The distinctive, orderly rows of matching headstones and plaques that characterise the CWGC cemeteries in 150 countries around the world are the principles of equality, uniformity made real and commemoration in perpetuity.
Every headstone or plaque is inscribed (where known) with the person's:
- national emblem or Service Badge
- name (initials and surname)
- date of death
- age (optional)
- religious emblem (optional)
- in most cases, a personal inscription chosen by relatives.
- Commonwealth War Graves Commission – Who We Are (CWGC website)

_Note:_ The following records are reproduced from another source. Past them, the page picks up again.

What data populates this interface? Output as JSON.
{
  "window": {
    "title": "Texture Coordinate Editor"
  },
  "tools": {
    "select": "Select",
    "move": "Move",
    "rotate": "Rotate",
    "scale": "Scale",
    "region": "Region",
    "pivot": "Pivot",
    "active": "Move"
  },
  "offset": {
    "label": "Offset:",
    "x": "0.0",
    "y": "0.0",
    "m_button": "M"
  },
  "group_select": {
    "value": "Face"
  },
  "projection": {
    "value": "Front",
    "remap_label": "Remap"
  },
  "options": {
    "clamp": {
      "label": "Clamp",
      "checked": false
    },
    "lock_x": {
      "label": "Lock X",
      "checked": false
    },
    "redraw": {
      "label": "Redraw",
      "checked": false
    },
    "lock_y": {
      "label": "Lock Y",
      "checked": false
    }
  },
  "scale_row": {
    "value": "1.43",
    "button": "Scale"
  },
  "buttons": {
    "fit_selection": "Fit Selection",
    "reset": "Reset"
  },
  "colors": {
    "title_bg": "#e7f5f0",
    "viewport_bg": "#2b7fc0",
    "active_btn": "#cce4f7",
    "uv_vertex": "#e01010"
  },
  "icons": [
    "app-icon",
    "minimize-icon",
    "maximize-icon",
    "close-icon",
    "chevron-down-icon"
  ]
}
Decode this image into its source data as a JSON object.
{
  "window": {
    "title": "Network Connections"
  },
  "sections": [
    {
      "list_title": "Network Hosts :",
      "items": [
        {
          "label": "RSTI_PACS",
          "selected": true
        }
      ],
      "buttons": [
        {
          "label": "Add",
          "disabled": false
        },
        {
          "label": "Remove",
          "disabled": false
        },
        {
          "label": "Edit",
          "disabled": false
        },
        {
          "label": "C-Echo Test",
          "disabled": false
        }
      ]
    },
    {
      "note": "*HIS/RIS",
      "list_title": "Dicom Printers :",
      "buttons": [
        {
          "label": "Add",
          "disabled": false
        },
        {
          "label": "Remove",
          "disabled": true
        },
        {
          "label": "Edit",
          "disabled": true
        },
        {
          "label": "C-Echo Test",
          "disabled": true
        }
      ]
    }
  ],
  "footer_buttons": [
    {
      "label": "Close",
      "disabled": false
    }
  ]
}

- Role of Office of Australian War Graves
The principles of equality and uniformity are maintained with post-war commemorations. At the choice of the next-of-kin, these commemorations may be either at the site of the veteran's remains in cemeteries or crematoria throughout Australia or in an OAWG Garden of Remembrance. If a cemetery or crematorium's requirements preclude the use of an official commemoration, a memorial plaque in an OAWG Garden of Remembrance is the recommended option.
Extract from Villers-Bretonneux Memorial, France
Heath Cemetery, France
- The British Government began marking individual graves of the British and Empire war dead in WW1 following the growing expectation, led by the Red Cross, that the war dead should be recognised individually, officially and permanently by the nation. The Australian Government also adopted this policy and in 1922 extended the entitlement of official commemoration to include those who subsequently died post war of war-related causes. All subsequent Australian governments have endorsed this policy.